Is the Hippo Pathway Effector Yes-Associated Protein a Potential Key Player of Dairy Cattle Cystic Ovarian Disease Pathogenesis?

Abstract

Cystic ovarian disease (COD) in dairy cattle is characterized by preovulatory follicles that become cysts, fail to ovulate and persist in the ovary; consequently, interfering with normal ovarian cyclicity. The intraovarian key players that orchestrate the alterations occurring in the preovulatory follicle and that culminate with cyst formation and persistence, however, remain uncertain. Interestingly, the Hippo pathway effector yes-associated protein (YAP) has been described in humans and mice as a key player of anovulatory cystic disorders. To start elucidating if YAP deregulation in ovarian follicle cells can be also involved in the pathogenesis of COD, we have generated a series of novel results using spontaneously occurring cystic follicles in cattle. We found that mRNA and protein levels of YAP are significantly higher in granulosa (GCs) and theca cells (TCs) isolated from cystic follicles (follicular structures of at least 20 mm in diameter) in comparison to respective cell types isolated from non-cystic large follicles (≥12 mm). In addition, immunohistochemistry and Western blot analyses used to determine YAP phosphorylation pattern suggest that YAP transcriptional activity is augmented is cystic GCs. These results were confirmed by a significant increase in the mRNA levels encoding for the classic YAP-TEAD transcriptional target genes CTGF, BIRC5 and ANKRD1 in GCs from follicle cysts in comparison to non-cystic large follicles. Taken together, these results provide considerable insight of a completely novel signaling pathway that seems to play an important role in ovarian cystic disease pathogenesis in dairy cattle.
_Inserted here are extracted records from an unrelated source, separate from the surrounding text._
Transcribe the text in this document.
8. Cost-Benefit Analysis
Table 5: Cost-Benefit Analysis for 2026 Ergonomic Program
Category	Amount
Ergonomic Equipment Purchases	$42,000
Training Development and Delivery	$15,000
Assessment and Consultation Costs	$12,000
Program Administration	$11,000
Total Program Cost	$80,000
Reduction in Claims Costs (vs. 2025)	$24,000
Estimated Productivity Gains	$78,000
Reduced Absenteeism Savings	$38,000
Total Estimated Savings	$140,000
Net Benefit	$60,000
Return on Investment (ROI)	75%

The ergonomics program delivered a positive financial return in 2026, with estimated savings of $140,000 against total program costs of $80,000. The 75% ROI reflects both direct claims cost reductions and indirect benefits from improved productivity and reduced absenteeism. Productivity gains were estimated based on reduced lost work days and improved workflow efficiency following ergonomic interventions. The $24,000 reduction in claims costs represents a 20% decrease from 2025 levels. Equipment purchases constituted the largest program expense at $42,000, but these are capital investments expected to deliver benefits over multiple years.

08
Keywords: ANKRD1; COD; CTGF; CYR61; Hippo; TEAD; anovulation; cow; cyst; granulosa cells; ovary; theca cells.

Figure 1

Molecular validation of spontaneous cystic follicle samples. Relative messenger RNA abundance was measured by real-time qPCR and normalized to the geometric mean of three housekeeping genes H2AFZ, GAPDH and RLP19. Granulosa (A) and theca cells (B) were isolated from ovarian follicular cysts (structures of at least 20 mm in diameter; Cyst group) and from non-cystic large follicles (≥12 mm; Control group). Data represent the mean ± SEM from granulosa (n = 10) and theca cells (n = 4) independent follicle samples per group. An asterisk (*) indicates significant difference between groups (p < 0.05).

Figure 2

Steroids concentration in follicular fluid of control and cyst groups. Follicular fluid steroid concentrations for estradiol (A), progesterone (B) and testosterone (C) were measured by liquid chromatography–tandem triple quadrupole mass spectrometry. Data represent the mean ± SEM of independent follicle samples (n = 10) per group. An asterisk (*) indicates significant difference between groups (p < 0.05).

Figure 3

Expression pattern of total and phosphorylated YAP proteins in spontaneous cystic follicles in cows. Immunohistochemistry (IHC) analysis was used to compare the cellular and subcellular localization of total and phospho-YAP (P-YAP; Ser 127) proteins in control non-cystic large follicles (A) and in spontaneous cystic follicles (B). The red lines differentiate the distinct cell layers observed in the images (G: granulosa cells; T: theca cells; S: stromal cells). Representative IHC images of staining for total and phospho-YAP (objective 63×) and their antibody control (NEG) showing negative staining of total YAP and phospho-YAP (objective 63×). Structure and cellular architecture of both groups can be observed in the H&E representative images.

Figure 4

Expression levels for YAP (total and phospho forms), TEADs and classic YAP-TEAD target genes in cystic granulosa cells. Granulosa cells were isolated from ovarian follicular cysts and from non-cystic large control follicles. Total and phospho-YAP (pYAP; Ser 127) and Pan-TEAD protein levels (A) were measured by Western blot (WB) and normalized to β-actin (n = 5 for each group). Relative messenger RNA abundance (B) was measured by real-time qPCR and normalized to the geometric mean of three housekeeping genes H2AFZ, GAPDH and RLP19 (n = 10 for each group). Data represent the group mean ± SEM. An asterisk (*) indicates difference between groups (p < 0.05).

Figure 5

Expression levels for YAP (total and phospho forms), TEADs and classic YAP-TEAD target genes in cystic theca cells. Theca cells were isolated from ovarian follicular cysts and from non-cystic large control follicles. Total and phospho-YAP (pYAP; Ser 127) and Pan-TEAD protein levels (A) were measured by Western blot (WB) and normalized to β-actin (n = 4 for each group). Relative messenger RNA abundance (B) was measured by real-time qPCR and normalized to the geometric mean of three housekeeping genes H2AFZ, GAPDH and RLP19 (n = 4 for each group). Data represent the group mean ± SEM. An asterisk (*) indicates difference between groups (p < 0.05).